The President now says his convention plans are “flexible”. He thrives on mass rallies of his supporters and does not want to risk another fiasco like his half empty rally last month in Tulsa. Those no-shows in Oklahoma, in spite of an alleged million applying for tickets, show that the Trump Campaign’s list of online supporters has been adulterated by his political opponents. Young TikTok users claim to have organised the sabotage.
This is very bad news for planning and fundraising. Conventions and conferences have become money makers for political parties. In the UK the money raised may be small change compared to the US, but one senior party manger told me the only reason conferences still go on is because “they are worth several hundred thousand pounds to the party”. Lobbyists usually make up the single largest group at conference, and they pay handsomely for their access, their exhibition stands and their parties. The media are charged facility fees as well and the parties take a rake off from the main conference hotels, which inflate their prices. Even so the ever-mounting costs of security are largely borne locally much to the annoyance of councillors and police chiefs.
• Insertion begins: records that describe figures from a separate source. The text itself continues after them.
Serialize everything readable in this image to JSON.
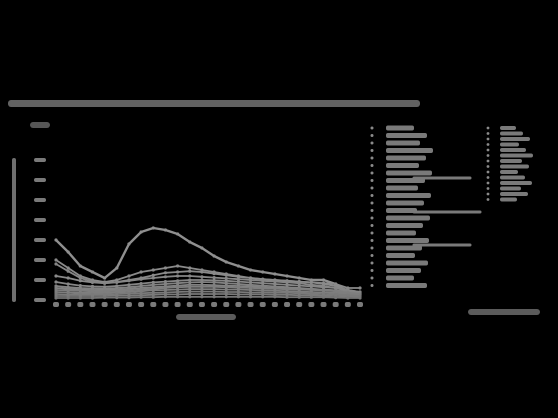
{
  "chart_data": {
    "type": "line",
    "title": "",
    "xlabel": "",
    "ylabel": "",
    "x_count": 26,
    "ylim": [
      0,
      400
    ],
    "y_ticks": [
      0,
      50,
      100,
      150,
      200,
      250,
      300,
      350
    ],
    "grid": false,
    "legend_placement": "right",
    "series": [
      {
        "values": [
          150,
          120,
          85,
          70,
          55,
          80,
          140,
          170,
          180,
          175,
          165,
          145,
          130,
          110,
          95,
          85,
          75,
          70,
          65,
          60,
          55,
          50,
          50,
          40,
          20,
          15
        ],
        "color": "#8f8f8f"
      },
      {
        "values": [
          100,
          80,
          60,
          50,
          45,
          50,
          60,
          70,
          75,
          80,
          85,
          80,
          75,
          70,
          65,
          60,
          55,
          52,
          50,
          48,
          46,
          44,
          42,
          40,
          30,
          30
        ],
        "color": "#8a8a8a"
      },
      {
        "values": [
          60,
          55,
          48,
          44,
          42,
          45,
          50,
          55,
          62,
          68,
          70,
          72,
          70,
          66,
          62,
          58,
          55,
          52,
          50,
          48,
          46,
          44,
          40,
          35,
          25,
          20
        ],
        "color": "#8a8a8a"
      },
      {
        "values": [
          90,
          72,
          55,
          46,
          42,
          44,
          48,
          52,
          55,
          58,
          60,
          60,
          58,
          56,
          54,
          52,
          50,
          48,
          46,
          44,
          42,
          38,
          35,
          30,
          22,
          18
        ],
        "color": "#868686"
      },
      {
        "values": [
          45,
          40,
          36,
          34,
          33,
          35,
          38,
          41,
          44,
          46,
          48,
          50,
          50,
          49,
          48,
          46,
          44,
          42,
          40,
          38,
          36,
          34,
          32,
          30,
          25,
          20
        ],
        "color": "#868686"
      },
      {
        "values": [
          35,
          32,
          30,
          29,
          28,
          30,
          32,
          35,
          38,
          40,
          42,
          44,
          45,
          44,
          42,
          40,
          38,
          36,
          34,
          32,
          30,
          28,
          26,
          24,
          20,
          15
        ],
        "color": "#828282"
      },
      {
        "values": [
          30,
          28,
          26,
          25,
          25,
          26,
          28,
          30,
          32,
          34,
          36,
          38,
          38,
          37,
          36,
          35,
          34,
          32,
          30,
          29,
          28,
          27,
          26,
          24,
          20,
          16
        ],
        "color": "#828282"
      },
      {
        "values": [
          25,
          24,
          23,
          22,
          22,
          23,
          24,
          26,
          28,
          30,
          32,
          33,
          33,
          33,
          32,
          31,
          30,
          29,
          28,
          27,
          26,
          25,
          24,
          22,
          18,
          14
        ],
        "color": "#7e7e7e"
      },
      {
        "values": [
          20,
          19,
          18,
          18,
          18,
          19,
          20,
          22,
          24,
          25,
          26,
          27,
          27,
          27,
          26,
          26,
          25,
          24,
          23,
          22,
          21,
          20,
          19,
          18,
          15,
          12
        ],
        "color": "#7e7e7e"
      },
      {
        "values": [
          15,
          14,
          14,
          14,
          14,
          15,
          16,
          17,
          18,
          19,
          20,
          21,
          21,
          21,
          20,
          20,
          19,
          19,
          18,
          18,
          17,
          16,
          15,
          14,
          12,
          10
        ],
        "color": "#7a7a7a"
      },
      {
        "values": [
          10,
          10,
          10,
          10,
          10,
          11,
          11,
          12,
          13,
          14,
          14,
          15,
          15,
          15,
          15,
          14,
          14,
          14,
          13,
          13,
          12,
          12,
          11,
          10,
          9,
          8
        ],
        "color": "#7a7a7a"
      },
      {
        "values": [
          5,
          5,
          5,
          5,
          6,
          6,
          6,
          7,
          7,
          8,
          8,
          8,
          8,
          8,
          8,
          8,
          8,
          8,
          8,
          7,
          7,
          7,
          7,
          6,
          5,
          5
        ],
        "color": "#767676"
      }
    ],
    "legend_rows_left": 22,
    "legend_rows_right": 14
  }
}
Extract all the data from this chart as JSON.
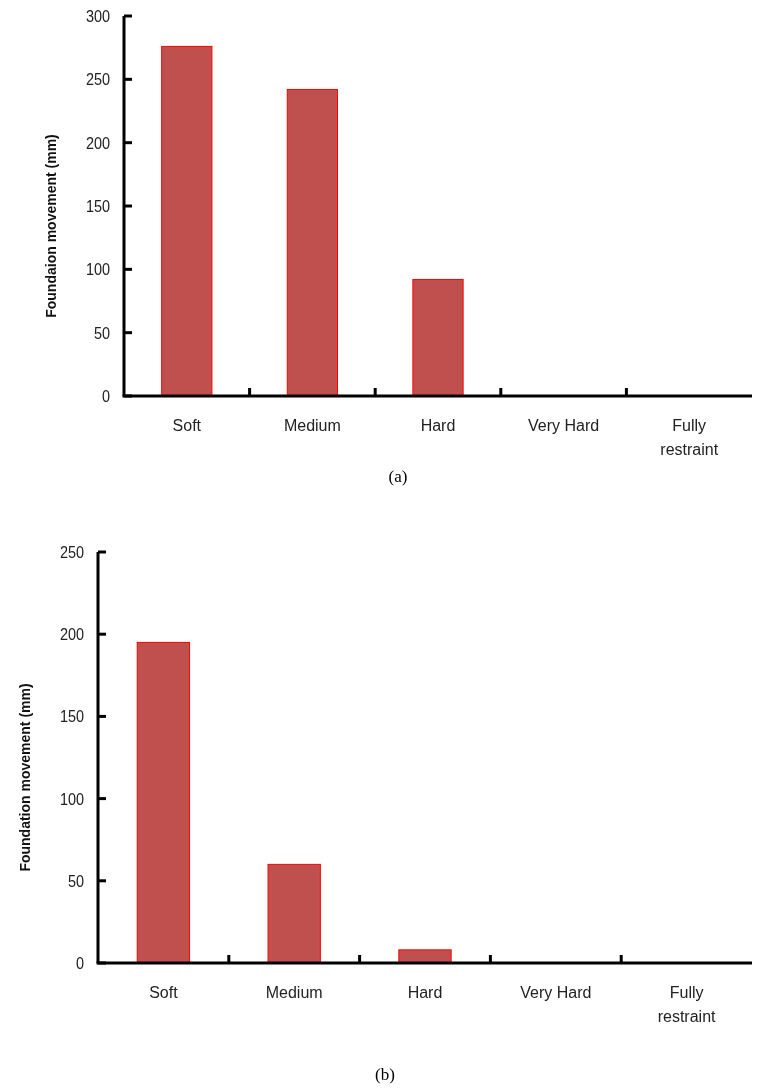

Party managers may be counting the lost revenue, but I doubt very much that many senior politicians will miss not having to go to conference this year – except of course for the bibulous and the libidinous. Many MPs, including frontbenchers from both parties, already avoid conference if they can, unwilling to pay through the nose to be harangued by activists swigging the drinks they’ve just bought them.
The virtual world offers other ways to get the message out and to conduct political business – often involving more people, which is what politics is really about. In America it’s a style which suits the somewhat gaffe-prone 78-year-old Joe Biden, and which has left nearly 74 year old Donald Trump floundering. (Trump’s birthday is next week June 14).
Biden wants the election to be about Trump, not him. He is happy to let the attack videos, mainstream media and online debate do the talking for him. Trump needs the adrenaline of big, unchallenged, public appearances. Covid is denying him his fix.
After this year’s virtual versions the conventions are unlikely to revert fully to the old style. Pat Keaveney, an expert on party conferences from Edge Hill University, argues that they will carry on in the UK – because they are integral to the constitutions of the Labour and Liberal Democrats and because “for opposition parties conferences can be the only real guarantee of a public platform”. But they don’t have to take place physically. If the right people, including politicians and media, can’t be bothered to go to conference; if staging them becomes an expense rather than an income; then such gatherings may soon follow the money out of the door permanently.